Note:
This page is primarily intended for developers of Mercurial.
Path separator handling
How Mercurial handles path separators
Contents
1. Overview
This page is intended to collect information about Mercurial's current path separator behavior and help formulate coherent rules for when paths should be converted.
2. Basics
There are three basic path formats:
- portable (with a forward slash)
- local (slash on Unix, backslash on Windows)
OS-specific observations:
- Despite usually using backslash, Windows internally will always accept slash instead of backslash
- Backslashes are valid non-separator characters on Unix, which we should be able to store (though the repo may not be usable on Windows)
- On Windows, ui.slash will cause (most? very few!) commands to output slashes
Basic rules:
- paths stored in changelog and manifest should always be in portable format
- paths read from user (command line, config files) may be in either portable or local format
- URLs should always use portable format
APIs:
- convert from native to portable with util.pconvert()
- convert from portable to native with util.localpath()
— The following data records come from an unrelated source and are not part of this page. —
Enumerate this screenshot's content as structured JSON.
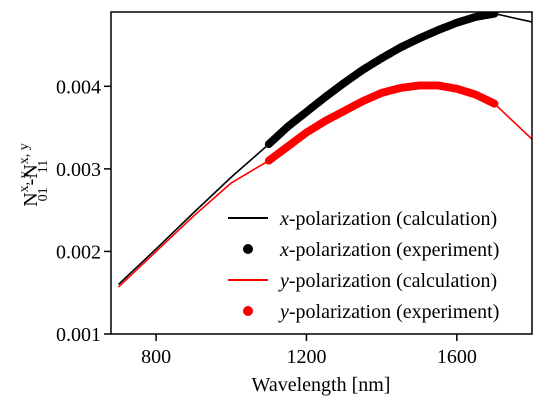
{
  "chart_data": {
    "type": "line",
    "xlabel": "Wavelength [nm]",
    "ylabel_parts": {
      "n1": "N",
      "sup1": "x, y",
      "sub1": "01",
      "dash": "-N",
      "sup2": "x, y",
      "sub2": "11"
    },
    "xlim": [
      680,
      1800
    ],
    "ylim": [
      0.001,
      0.0049
    ],
    "xticks": [
      800,
      1200,
      1600
    ],
    "xtick_labels": [
      "800",
      "1200",
      "1600"
    ],
    "yticks": [
      0.001,
      0.002,
      0.003,
      0.004
    ],
    "ytick_labels": [
      "0.001",
      "0.002",
      "0.003",
      "0.004"
    ],
    "legend_position": "bottom-right",
    "series": [
      {
        "name_italic": "x",
        "name_rest": "-polarization (calculation)",
        "kind": "line",
        "color": "#000000",
        "x": [
          700,
          800,
          900,
          1000,
          1100,
          1200,
          1300,
          1400,
          1500,
          1600,
          1700,
          1800
        ],
        "y": [
          0.0016,
          0.00203,
          0.00247,
          0.0029,
          0.0033,
          0.00369,
          0.00404,
          0.00434,
          0.00458,
          0.00477,
          0.00488,
          0.00478
        ]
      },
      {
        "name_italic": "x",
        "name_rest": "-polarization (experiment)",
        "kind": "points",
        "color": "#000000",
        "x": [
          1100,
          1150,
          1200,
          1250,
          1300,
          1350,
          1400,
          1450,
          1500,
          1550,
          1600,
          1650,
          1700
        ],
        "y": [
          0.0033,
          0.00351,
          0.00369,
          0.00387,
          0.00404,
          0.0042,
          0.00434,
          0.00447,
          0.00458,
          0.00468,
          0.00477,
          0.00484,
          0.00488
        ]
      },
      {
        "name_italic": "y",
        "name_rest": "-polarization (calculation)",
        "kind": "line",
        "color": "#ff0000",
        "x": [
          700,
          800,
          900,
          1000,
          1100,
          1200,
          1300,
          1400,
          1500,
          1550,
          1600,
          1700,
          1800
        ],
        "y": [
          0.00157,
          0.002,
          0.00243,
          0.00283,
          0.0031,
          0.00344,
          0.0037,
          0.00392,
          0.00401,
          0.00401,
          0.00397,
          0.00379,
          0.00336
        ]
      },
      {
        "name_italic": "y",
        "name_rest": "-polarization (experiment)",
        "kind": "points",
        "color": "#ff0000",
        "x": [
          1100,
          1150,
          1200,
          1250,
          1300,
          1350,
          1400,
          1450,
          1500,
          1550,
          1600,
          1650,
          1700
        ],
        "y": [
          0.0031,
          0.00327,
          0.00344,
          0.00358,
          0.0037,
          0.00382,
          0.00392,
          0.00398,
          0.00401,
          0.00401,
          0.00397,
          0.0039,
          0.00379
        ]
      }
    ]
  }
}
- util.normpath() converts to portable
- repo.pathto() and dirstate.pathto() converts to local (honors ui.slash)
- util.pathto() converts to local (ignores ui.slash)
3. Audit of current usage
As of Mercurial 2.4, we have the following behavior:
command |
output |
comments |
hg add/copy/forget/rename/remove/revert |
local |
|
hg diff/export |
portable |
|
hg locate |
portable |
unusual for working directory command |
hg manifest |
portable |
|
hg log |
portable |
|
hg resolve |
portable |
unusual for working directory command |
hg status |
local |
even if not checking working directory |
hg clone/push/pull/in/out |
local |
shows normalized source |
hg rebase/strip |
local |
reports path of backup bundle |
Inferred rules:
- commands for inspecting history should use portable format
- commands for working directory should use local format
- commands that default to the working directory (ie status) should use local format
- diffs should use portable format... for portability
4. Tests
As of 2.4, the Mercurial test suite uses the '(glob)' filter to hide Windows-specific path changes. This has several downsides:
- Unix developers usually fail to mark these paths when writing tests
- doesn't detect accidental regressions
- tedious to maintain
Some possible improvements:
- a new filter '(path)' that normalizes local paths but complains about non-local paths
- more complete check-code rules to warn Unix devs about non-portable constructs
5. Questions
Considering how inconsistent Mercurial uses portable vs local slashes: Do Windows users actually rely on Mercurial emitting backslash? What are the usecases?
How much time do Mercurial spend normalizing paths and converting slashes over and over?